JAKARTAHYPE.COM - Kementerian Pariwisata (Kemenpar) baru-baru ini menyelenggarakan Rapat Koordinasi Nasional (Rakornas) Pariwisata yang berlangsung pada tanggal 20 hingga 21 Mei 2026 di Jakarta. Pertemuan akbar ini mengusung tema besar mengenai Optimalisasi, Resiliensi, Inovasi, dan Keberlanjutan dalam upaya mentransformasi ekosistem kepariwisataan nasional menuju target tahun 2026.

Acara ini memiliki makna mendalam karena bertepatan dengan momen peringatan Hari Kebangkitan Nasional, sebagaimana disampaikan langsung oleh Menteri Pariwisata, Widiyanti Putri Wardhana. Momen tersebut dijadikan pengingat penting bagi seluruh pemangku kepentingan di sektor pariwisata.

Menteri Widiyanti menekankan peran strategis pariwisata dalam konteks kebangkitan bangsa. "Momentum Kebangkitan Nasional menjadi pengingat bahwa pariwisata adalah juga gerakan bersama untuk membangun kebanggaan, kemandirian, dan daya saing bangsa. Di setiap destinasi, tersimpan kekuatan budaya, alam, kreativitas, serta keramahan masyarakat Indonesia yang menjadi modal besar untuk bangkit dan maju,” kata Menteri Pariwisata Widiyanti dalam sambutannya.

Rakornas ini berfungsi sebagai forum sentral dan ruang strategis bagi seluruh pihak terkait untuk melakukan evaluasi komprehensif terhadap capaian sektor pariwisata nasional. Selain evaluasi, forum ini juga digunakan untuk merumuskan rencana aksi konkret yang akan mendukung percepatan transformasi ekosistem pariwisata ke depan.

Untuk memperkaya diskusi, Rakornas menghadirkan berbagai narasumber yang kompeten dari spektrum luas, mencakup unsur pemerintah, akademisi, hingga para pelaku industri pariwisata. Tujuannya adalah menggali perspektif mendalam serta menemukan solusi praktis atas berbagai tantangan yang tengah dihadapi sektor pariwisata Indonesia.

Pembahasan utama dalam Rakornas tersebut difokuskan pada lima isu strategis krusial yang perlu segera diatasi. Isu pertama adalah mengenai keamanan dan keselamatan global serta tantangan krisis energi yang sedang berlangsung secara internasional.

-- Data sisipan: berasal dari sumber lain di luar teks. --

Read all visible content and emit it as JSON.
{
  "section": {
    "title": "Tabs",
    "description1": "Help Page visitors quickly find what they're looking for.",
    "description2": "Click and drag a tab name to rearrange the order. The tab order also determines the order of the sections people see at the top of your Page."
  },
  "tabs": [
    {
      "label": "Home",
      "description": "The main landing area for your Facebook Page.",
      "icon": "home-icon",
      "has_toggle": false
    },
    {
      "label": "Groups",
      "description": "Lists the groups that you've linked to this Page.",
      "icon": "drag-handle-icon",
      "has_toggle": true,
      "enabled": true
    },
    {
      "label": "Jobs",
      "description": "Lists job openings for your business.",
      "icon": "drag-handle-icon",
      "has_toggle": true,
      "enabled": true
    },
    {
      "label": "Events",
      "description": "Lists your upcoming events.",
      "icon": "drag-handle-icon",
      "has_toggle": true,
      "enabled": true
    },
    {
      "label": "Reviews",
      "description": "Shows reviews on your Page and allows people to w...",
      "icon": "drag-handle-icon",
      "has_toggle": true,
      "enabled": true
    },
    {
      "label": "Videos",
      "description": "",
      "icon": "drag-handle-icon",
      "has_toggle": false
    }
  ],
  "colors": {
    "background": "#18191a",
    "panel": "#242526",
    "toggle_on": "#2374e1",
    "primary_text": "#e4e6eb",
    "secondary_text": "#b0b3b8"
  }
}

Isu strategis kedua yang menjadi sorotan adalah bagaimana sektor pariwisata dapat beradaptasi dan berkontribusi dalam menghadapi krisis iklim yang semakin nyata dampaknya. Selain itu, pembahasan juga menyentuh tren pasar pariwisata masa depan, termasuk pariwisata berkelanjutan, petualangan, mewah, edukasi, bahari, kesehatan (wellness), hingga gastronomi.

Selain isu eksternal, agenda juga meliputi penguatan pariwisata berkelanjutan secara menyeluruh dan upaya sinkronisasi regulasi yang ada. Hal ini mencakup perumusan regulasi terkait pengelolaan Online Travel Agent (OTA) dan akomodasi, serta tindak lanjut implementasi Undang-Undang Kepariwisataan dan penyusunan peraturan turunan dari Rencana Induk Pembangunan Kepariwisataan Nasional (RIPPARNAS).

Menteri Widiyanti menegaskan bahwa pertemuan ini harus menghasilkan langkah nyata, bukan sekadar gagasan di atas kertas. "Kita harus mewujudkan transformasi ekosistem pariwisata yang resilien dan tumbuh secara berkelanjutan agar memberikan dampak nyata bagi masyarakat di seluruh Indonesia. Upaya ini tidak boleh berhenti pada perumusan gagasan, tetapi harus menghasilkan langkah yang konkret, terintegrasi, jelas, dan terukur,” pungkas Menteri Pariwisata.